Sanzione interdittiva 231 solo in caso di reiterazione
Sanzione interdittiva solo in caso di profitto di rilevante entità o di reiterazione dei reati. La Cassazione penale, sentenza 38115 del 2019, richiama a una corretta applicazione delle condizioni previste dal decreto 231 del 2001 per potere infliggere in via anticipate misure a carico delle società per reati commessi dai dipendenti. La pronuncia ha così accolto il ricorso presentato dalla difesa di una società in nome collettivo, attiva nel settore della sanità, punita con una sanzione interdittiva, per il vantaggio tratto da una serie di falsi e truffe commessi ai danni di una Asl attraverso la vendita e riparazione di protesi acustiche, i cui costi venivano messi a carico del Servizio sanitario nazionale.

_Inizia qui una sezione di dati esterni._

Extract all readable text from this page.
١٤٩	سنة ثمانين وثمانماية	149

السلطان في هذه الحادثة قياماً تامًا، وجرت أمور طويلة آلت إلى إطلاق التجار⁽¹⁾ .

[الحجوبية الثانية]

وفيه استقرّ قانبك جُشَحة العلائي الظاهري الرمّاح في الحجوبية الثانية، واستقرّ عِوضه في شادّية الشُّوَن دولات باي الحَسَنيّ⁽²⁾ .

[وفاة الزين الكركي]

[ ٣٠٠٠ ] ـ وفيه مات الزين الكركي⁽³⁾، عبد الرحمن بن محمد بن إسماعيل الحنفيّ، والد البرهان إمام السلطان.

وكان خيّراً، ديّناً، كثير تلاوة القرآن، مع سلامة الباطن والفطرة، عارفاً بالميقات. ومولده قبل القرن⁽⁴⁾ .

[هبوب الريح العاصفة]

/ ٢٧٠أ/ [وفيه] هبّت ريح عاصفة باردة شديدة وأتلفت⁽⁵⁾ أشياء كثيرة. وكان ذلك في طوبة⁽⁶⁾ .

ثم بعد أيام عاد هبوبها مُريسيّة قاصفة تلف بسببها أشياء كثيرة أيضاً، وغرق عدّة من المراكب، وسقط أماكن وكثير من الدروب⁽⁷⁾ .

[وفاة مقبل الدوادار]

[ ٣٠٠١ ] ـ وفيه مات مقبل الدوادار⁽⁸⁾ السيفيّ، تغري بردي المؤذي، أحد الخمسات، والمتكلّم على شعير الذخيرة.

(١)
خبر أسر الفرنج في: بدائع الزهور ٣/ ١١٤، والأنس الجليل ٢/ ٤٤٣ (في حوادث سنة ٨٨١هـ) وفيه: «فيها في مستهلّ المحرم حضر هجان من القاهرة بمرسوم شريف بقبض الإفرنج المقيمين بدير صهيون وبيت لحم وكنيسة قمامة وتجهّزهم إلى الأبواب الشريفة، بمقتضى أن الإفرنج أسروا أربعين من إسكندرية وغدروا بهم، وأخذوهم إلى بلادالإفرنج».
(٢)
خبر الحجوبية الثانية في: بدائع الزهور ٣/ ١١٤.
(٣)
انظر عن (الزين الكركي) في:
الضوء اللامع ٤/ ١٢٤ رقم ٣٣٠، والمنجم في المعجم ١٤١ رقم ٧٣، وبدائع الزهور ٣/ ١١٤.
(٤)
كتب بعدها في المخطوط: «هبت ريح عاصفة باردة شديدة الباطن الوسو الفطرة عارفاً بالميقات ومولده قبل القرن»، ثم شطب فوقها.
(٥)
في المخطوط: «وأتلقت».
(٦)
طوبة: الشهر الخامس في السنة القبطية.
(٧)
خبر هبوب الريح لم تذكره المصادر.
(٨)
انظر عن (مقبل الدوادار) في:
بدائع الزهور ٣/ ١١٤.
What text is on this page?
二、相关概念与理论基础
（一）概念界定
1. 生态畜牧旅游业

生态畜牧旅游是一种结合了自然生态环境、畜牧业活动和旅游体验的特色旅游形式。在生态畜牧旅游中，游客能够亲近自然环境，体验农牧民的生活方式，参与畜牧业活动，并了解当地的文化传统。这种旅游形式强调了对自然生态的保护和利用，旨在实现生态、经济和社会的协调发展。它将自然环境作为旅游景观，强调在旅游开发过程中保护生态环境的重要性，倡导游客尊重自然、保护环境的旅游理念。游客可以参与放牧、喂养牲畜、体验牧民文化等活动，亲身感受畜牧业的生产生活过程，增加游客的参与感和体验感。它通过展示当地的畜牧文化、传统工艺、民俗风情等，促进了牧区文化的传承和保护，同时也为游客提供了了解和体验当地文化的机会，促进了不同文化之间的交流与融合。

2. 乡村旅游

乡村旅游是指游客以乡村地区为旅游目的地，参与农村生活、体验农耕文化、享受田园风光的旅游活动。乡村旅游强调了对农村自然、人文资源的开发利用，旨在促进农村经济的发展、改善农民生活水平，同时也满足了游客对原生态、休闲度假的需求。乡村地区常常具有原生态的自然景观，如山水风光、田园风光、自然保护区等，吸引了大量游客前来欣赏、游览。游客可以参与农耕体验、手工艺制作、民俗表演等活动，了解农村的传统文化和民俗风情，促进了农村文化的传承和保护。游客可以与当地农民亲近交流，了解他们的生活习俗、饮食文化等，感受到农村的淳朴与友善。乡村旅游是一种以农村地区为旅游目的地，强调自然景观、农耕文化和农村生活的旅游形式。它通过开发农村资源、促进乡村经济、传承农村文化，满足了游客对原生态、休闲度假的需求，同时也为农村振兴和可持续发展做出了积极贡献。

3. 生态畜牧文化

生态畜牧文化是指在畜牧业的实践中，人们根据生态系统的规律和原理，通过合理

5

Di fronte a un’impugnazione molto ampia, che coinvolgeva sia la posizione delle persone fisiche (i vari manager, dipendenti e collaboratori della società sanzionati dai giudici di merito) sia quella della snc, la Corte di cassazione ha accolto, sia pure parzialmente, solo le motivazioni relative a quest’ultima. Ha cioè ritenuto che la misura interdittiva, che si accompagnava a una sanzione di natura pecuniaria, fosse stata applicata illegittimamente perchè non in linea con le condizioni poste dal decreto 231.
Condizioni che fanno riferimento all’ottenimento di profitto di rilevante entità da parte dell’ente oppure alla ripetizione degli illeciti. Caso quest’ultimo che si verifica solo quando la società, già condannata definitivamente almeno una volta per un illecito dipendente da reato, ne commette un altro nei 5 anni successivi.
La Cassazione ricorda poi, sempre sul versante della responsabilità amministrativa degli enti, che il reato contestato alla persona fisica deve sempre coincidere con quello che fa da presupposto per la contestazione alla persona giuridica. La separazione delle posizioni giuridiche di alcuni degli imputati del reato presupposto, per la scelta di utilizzare riti alternativi, non ha effetti sulla contestazione a carico degli enti e neppure riduce il perimetro della cognizione da parte del giudice che dovrà invece sempre procedere alla verifica dell’esistenza del reato presupposto «alla stregua dell’integrale contestazione dell’illecito formulata nei confronti dell’ente, accertando la sussistenza o meno delle altre condotte poste in essere dai coimputati nell’interesse o a vantaggio dell’ente».